I’ve often been accused of being a miserable, pessimistic, not to mention cantankerous, old git on this blog. And justifiably too. Therefore, I’m going to give an optimistic appraisal of the match situation today. They say a change is as good as a rest and all that.
Basically, I think England were let off the hook somewhat yesterday. Or rather they got themselves off the hook. At one point the Windies were 267-5 (a lead of 63) and we were looking down the barrel of a massive deficit. It really could’ve been around 200 rather than just over 100. And that might have resulted in an innings defeat.
However, as things stand, England might be able to set the visitors quite a challenging fourth innings target if we bat well today under what should be clear skies and good batting conditions. Can you see the Windies chasing over 200 in the last innings? Possibly, yes. But I’d also give England a good chance to win in these circumstances.
Basically, therefore, England only really need to score a respectable total of just over 300 in this third dig. And we should be more than capable of that on what is essentially a decent batting wicket. It’s no road, and the Windies attack is good, but this is Test cricket. It’s not meant to be easy.
One way or the other I sense we’re going to learn quite a lot about England’s new (or newish) batsmen today. Burns and Sibley have a real opportunity to cement their reputations as emerging Test class openers. If one of them manages to make a ton then the team should be in pretty good shape.
We’re also going to learn a lot about Zak Crawley and possibly Joe Denly. The former is obviously a precocious talent but is he capable of turning a promising cameo into something meaningful and match-defining? Meanwhile, are we witnessing the final throes of Denly’s somewhat polarising Test career or can he turn into England’s Adam Voges – a late bloomer who enjoyed a very productive Indian summer?

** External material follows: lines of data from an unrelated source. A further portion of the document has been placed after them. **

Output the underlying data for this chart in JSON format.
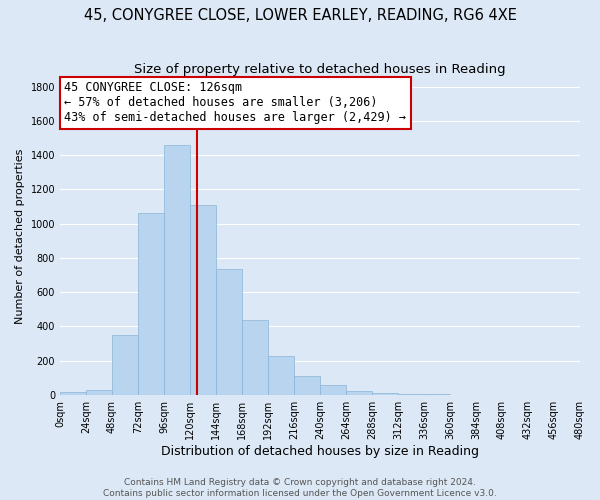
{
  "title": "45, CONYGREE CLOSE, LOWER EARLEY, READING, RG6 4XE",
  "subtitle": "Size of property relative to detached houses in Reading",
  "xlabel": "Distribution of detached houses by size in Reading",
  "ylabel": "Number of detached properties",
  "bar_left_edges": [
    0,
    24,
    48,
    72,
    96,
    120,
    144,
    168,
    192,
    216,
    240,
    264,
    288,
    312,
    336,
    360,
    384,
    408,
    432,
    456
  ],
  "bar_heights": [
    15,
    30,
    350,
    1060,
    1460,
    1110,
    735,
    435,
    225,
    110,
    55,
    20,
    10,
    5,
    2,
    1,
    0,
    0,
    0,
    0
  ],
  "bar_color": "#b8d4ee",
  "bar_edgecolor": "#8ab4d8",
  "vline_x": 126,
  "vline_color": "#cc0000",
  "annotation_title": "45 CONYGREE CLOSE: 126sqm",
  "annotation_line1": "← 57% of detached houses are smaller (3,206)",
  "annotation_line2": "43% of semi-detached houses are larger (2,429) →",
  "annotation_box_facecolor": "#ffffff",
  "annotation_box_edgecolor": "#cc0000",
  "ylim": [
    0,
    1850
  ],
  "xlim": [
    0,
    480
  ],
  "tick_positions": [
    0,
    24,
    48,
    72,
    96,
    120,
    144,
    168,
    192,
    216,
    240,
    264,
    288,
    312,
    336,
    360,
    384,
    408,
    432,
    456,
    480
  ],
  "tick_labels": [
    "0sqm",
    "24sqm",
    "48sqm",
    "72sqm",
    "96sqm",
    "120sqm",
    "144sqm",
    "168sqm",
    "192sqm",
    "216sqm",
    "240sqm",
    "264sqm",
    "288sqm",
    "312sqm",
    "336sqm",
    "360sqm",
    "384sqm",
    "408sqm",
    "432sqm",
    "456sqm",
    "480sqm"
  ],
  "ytick_positions": [
    0,
    200,
    400,
    600,
    800,
    1000,
    1200,
    1400,
    1600,
    1800
  ],
  "ytick_labels": [
    "0",
    "200",
    "400",
    "600",
    "800",
    "1000",
    "1200",
    "1400",
    "1600",
    "1800"
  ],
  "footer_line1": "Contains HM Land Registry data © Crown copyright and database right 2024.",
  "footer_line2": "Contains public sector information licensed under the Open Government Licence v3.0.",
  "background_color": "#dce8f5",
  "plot_bg_color": "#dce8f5",
  "grid_color": "#ffffff",
  "title_fontsize": 10.5,
  "subtitle_fontsize": 9.5,
  "xlabel_fontsize": 9,
  "ylabel_fontsize": 8,
  "tick_fontsize": 7,
  "footer_fontsize": 6.5,
  "annotation_fontsize": 8.5
}
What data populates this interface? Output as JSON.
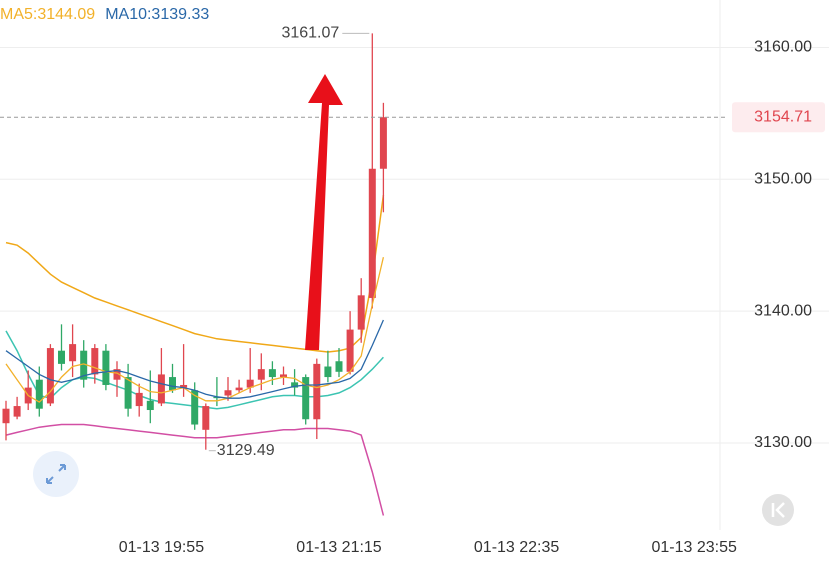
{
  "chart_data": {
    "type": "candlestick",
    "categories": [
      null,
      null,
      null,
      null,
      null,
      null,
      null,
      null,
      null,
      null,
      null,
      null,
      null,
      null,
      "01-13 19:55",
      null,
      null,
      null,
      null,
      null,
      null,
      null,
      null,
      null,
      null,
      null,
      null,
      null,
      null,
      null,
      "01-13 21:15",
      null,
      null,
      null,
      null,
      null,
      null,
      null,
      null,
      null,
      null,
      null,
      null,
      null,
      null,
      null,
      "01-13 22:35",
      null,
      null,
      null,
      null,
      null,
      null,
      null,
      null,
      null,
      null,
      null,
      null,
      null,
      null,
      null,
      "01-13 23:55",
      null
    ],
    "open": [
      3131.5,
      3132.0,
      3133.0,
      3134.8,
      3133.0,
      3137.0,
      3136.2,
      3137.0,
      3135.2,
      3137.0,
      3134.8,
      3135.0,
      3132.8,
      3133.2,
      3133.0,
      3135.0,
      3134.2,
      3134.0,
      3131.0,
      3133.5,
      3133.6,
      3134.0,
      3134.2,
      3134.8,
      3135.6,
      3135.0,
      3134.6,
      3135.0,
      3131.8,
      3135.8,
      3136.2,
      3135.4,
      3138.6,
      3141.0,
      3150.8,
      null,
      null,
      null,
      null,
      null,
      null,
      null,
      null,
      null,
      null,
      null,
      null,
      null,
      null,
      null,
      null,
      null,
      null,
      null,
      null,
      null,
      null,
      null,
      null,
      null,
      null,
      null,
      null,
      null
    ],
    "high": [
      3133.2,
      3133.5,
      3135.5,
      3135.8,
      3137.5,
      3139.0,
      3139.0,
      3137.8,
      3137.5,
      3137.5,
      3136.2,
      3136.0,
      3134.5,
      3135.5,
      3137.2,
      3136.0,
      3137.5,
      3134.6,
      3133.0,
      3135.0,
      3135.0,
      3134.8,
      3137.2,
      3136.8,
      3136.2,
      3135.8,
      3135.6,
      3135.2,
      3136.4,
      3137.0,
      3137.2,
      3140.0,
      3142.5,
      3161.07,
      3155.8,
      null,
      null,
      null,
      null,
      null,
      null,
      null,
      null,
      null,
      null,
      null,
      null,
      null,
      null,
      null,
      null,
      null,
      null,
      null,
      null,
      null,
      null,
      null,
      null,
      null,
      null,
      null,
      null,
      null
    ],
    "low": [
      3130.2,
      3131.8,
      3132.5,
      3132.0,
      3132.8,
      3135.5,
      3135.0,
      3134.2,
      3134.5,
      3134.0,
      3133.5,
      3132.0,
      3132.0,
      3131.5,
      3132.8,
      3133.8,
      3133.5,
      3131.0,
      3129.49,
      3132.8,
      3133.2,
      3133.8,
      3133.8,
      3134.0,
      3134.4,
      3134.4,
      3133.6,
      3131.4,
      3130.3,
      3134.6,
      3135.0,
      3135.2,
      3137.6,
      3140.2,
      3147.5,
      null,
      null,
      null,
      null,
      null,
      null,
      null,
      null,
      null,
      null,
      null,
      null,
      null,
      null,
      null,
      null,
      null,
      null,
      null,
      null,
      null,
      null,
      null,
      null,
      null,
      null,
      null,
      null,
      null
    ],
    "close": [
      3132.6,
      3132.8,
      3134.2,
      3132.6,
      3137.2,
      3136.0,
      3137.5,
      3134.8,
      3137.2,
      3134.4,
      3135.6,
      3132.6,
      3133.8,
      3132.5,
      3135.2,
      3134.0,
      3134.4,
      3131.4,
      3132.8,
      3133.4,
      3134.0,
      3134.2,
      3134.8,
      3135.6,
      3135.0,
      3135.2,
      3134.2,
      3131.8,
      3136.0,
      3135.0,
      3135.4,
      3138.6,
      3141.2,
      3150.8,
      3154.71,
      null,
      null,
      null,
      null,
      null,
      null,
      null,
      null,
      null,
      null,
      null,
      null,
      null,
      null,
      null,
      null,
      null,
      null,
      null,
      null,
      null,
      null,
      null,
      null,
      null,
      null,
      null,
      null,
      null
    ],
    "up_color": "#e0464f",
    "down_color": "#2fa866",
    "series": [
      {
        "name": "MA5:3144.09",
        "color": "#f2b12a",
        "values": [
          3136.0,
          3134.8,
          3133.6,
          3133.1,
          3133.9,
          3135.0,
          3135.8,
          3136.0,
          3135.7,
          3135.4,
          3135.3,
          3134.8,
          3134.3,
          3133.9,
          3133.8,
          3134.0,
          3134.2,
          3133.6,
          3133.2,
          3133.2,
          3133.4,
          3133.8,
          3134.2,
          3134.5,
          3134.8,
          3135.0,
          3134.9,
          3134.4,
          3134.2,
          3134.4,
          3134.8,
          3135.4,
          3136.6,
          3140.5,
          3144.09,
          null,
          null,
          null,
          null,
          null,
          null,
          null,
          null,
          null,
          null,
          null,
          null,
          null,
          null,
          null,
          null,
          null,
          null,
          null,
          null,
          null,
          null,
          null,
          null,
          null,
          null,
          null,
          null,
          null
        ]
      },
      {
        "name": "MA10:3139.33",
        "color": "#2a68a8",
        "values": [
          3137.0,
          3136.4,
          3135.8,
          3135.2,
          3134.8,
          3134.6,
          3134.8,
          3135.1,
          3135.3,
          3135.4,
          3135.5,
          3135.3,
          3135.0,
          3134.7,
          3134.5,
          3134.3,
          3134.2,
          3134.0,
          3133.7,
          3133.5,
          3133.4,
          3133.4,
          3133.5,
          3133.7,
          3133.9,
          3134.1,
          3134.3,
          3134.4,
          3134.4,
          3134.5,
          3134.6,
          3134.9,
          3135.6,
          3137.4,
          3139.33,
          null,
          null,
          null,
          null,
          null,
          null,
          null,
          null,
          null,
          null,
          null,
          null,
          null,
          null,
          null,
          null,
          null,
          null,
          null,
          null,
          null,
          null,
          null,
          null,
          null,
          null,
          null,
          null,
          null
        ]
      }
    ],
    "bands": [
      {
        "color": "#f0a818",
        "values": [
          3145.2,
          3145.0,
          3144.4,
          3143.6,
          3142.8,
          3142.2,
          3141.8,
          3141.4,
          3141.0,
          3140.7,
          3140.4,
          3140.1,
          3139.8,
          3139.5,
          3139.2,
          3138.9,
          3138.6,
          3138.3,
          3138.1,
          3137.9,
          3137.8,
          3137.7,
          3137.6,
          3137.5,
          3137.4,
          3137.3,
          3137.2,
          3137.1,
          3137.0,
          3136.9,
          3137.0,
          3137.2,
          3138.0,
          3142.5,
          3148.8,
          null,
          null,
          null,
          null,
          null,
          null,
          null,
          null,
          null,
          null,
          null,
          null,
          null,
          null,
          null,
          null,
          null,
          null,
          null,
          null,
          null,
          null,
          null,
          null,
          null,
          null,
          null,
          null,
          null
        ]
      },
      {
        "color": "#3cc4b2",
        "values": [
          3138.5,
          3137.0,
          3135.2,
          3133.6,
          3133.4,
          3134.2,
          3134.8,
          3135.0,
          3134.9,
          3134.6,
          3134.3,
          3134.0,
          3133.6,
          3133.3,
          3133.1,
          3133.0,
          3132.9,
          3132.8,
          3132.7,
          3132.6,
          3132.7,
          3132.9,
          3133.1,
          3133.3,
          3133.5,
          3133.6,
          3133.6,
          3133.5,
          3133.5,
          3133.6,
          3133.8,
          3134.2,
          3134.8,
          3135.6,
          3136.5,
          null,
          null,
          null,
          null,
          null,
          null,
          null,
          null,
          null,
          null,
          null,
          null,
          null,
          null,
          null,
          null,
          null,
          null,
          null,
          null,
          null,
          null,
          null,
          null,
          null,
          null,
          null,
          null,
          null
        ]
      },
      {
        "color": "#d24fa4",
        "values": [
          3130.6,
          3130.8,
          3131.0,
          3131.2,
          3131.3,
          3131.4,
          3131.4,
          3131.4,
          3131.3,
          3131.2,
          3131.1,
          3131.0,
          3130.9,
          3130.8,
          3130.7,
          3130.6,
          3130.5,
          3130.4,
          3130.4,
          3130.4,
          3130.5,
          3130.6,
          3130.7,
          3130.8,
          3130.9,
          3131.0,
          3131.0,
          3131.1,
          3131.1,
          3131.1,
          3131.0,
          3130.9,
          3130.6,
          3127.8,
          3124.5,
          null,
          null,
          null,
          null,
          null,
          null,
          null,
          null,
          null,
          null,
          null,
          null,
          null,
          null,
          null,
          null,
          null,
          null,
          null,
          null,
          null,
          null,
          null,
          null,
          null,
          null,
          null,
          null,
          null
        ]
      }
    ],
    "ylim": [
      3123.4,
      3163.6
    ],
    "yticks": [
      {
        "value": 3130,
        "label": "3130.00"
      },
      {
        "value": 3140,
        "label": "3140.00"
      },
      {
        "value": 3150,
        "label": "3150.00"
      },
      {
        "value": 3160,
        "label": "3160.00"
      }
    ],
    "grid": true
  }
}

Then we come to the middle-order. Can Ben Stokes the captain carry the team on his shoulders with the bat like he did with the ball yesterday? His team selection was wrong (as the performances of Wood and Archer showed) and he probably made the wrong decision at the toss too. Stokes should therefore be on something of a mission. And then there’s young Ollie Pope. We know he’s class. But when will he win produce his first match-winning innings?
And finally we come to Jos Buttler. Or golden bollocks as I’m beginning to call him. We all know the talent is there but we’ve rarely seen it in Test cricket. Indeed, he owes his place purely to Ed Smith’s personal fettish for this frustrating and unfulfilled cricketer.
However, if you give someone enough chances they’ll eventually deliver. After all, even tail-enders make good scores occasionally. So is today the day when Mr Joseph Buttler finally stands up and says “screw you all … I can do this”? Perhaps we’re about to witness the turning point in his career?
It will be fascinating to see how England’s batsmen react today. I’m really looking forward to it. But let’s not forget that the Windies will have a big say in proceedings too. Holder, Roach and Co might just prove too good in the end.
The visitors have a fantastic opportunity to seal an impressive win too – a win which would seem perfectly timed considering the current focus on the Black Lives Matter campaign, not to mention Michael Holding’s remarkable appearance on Sky News on Thursday.
If the Windies do manage to pull this off I’ll obviously be gutted as an England fan. However, who could begrudge Holding a happy moment after his heartfelt appearances in front of the cameras this week?
I’ve always loved listening to Mickey. Perhaps we’ll see a tiny tear of joy at the game’s conclusion rather than tears of pain and anguish.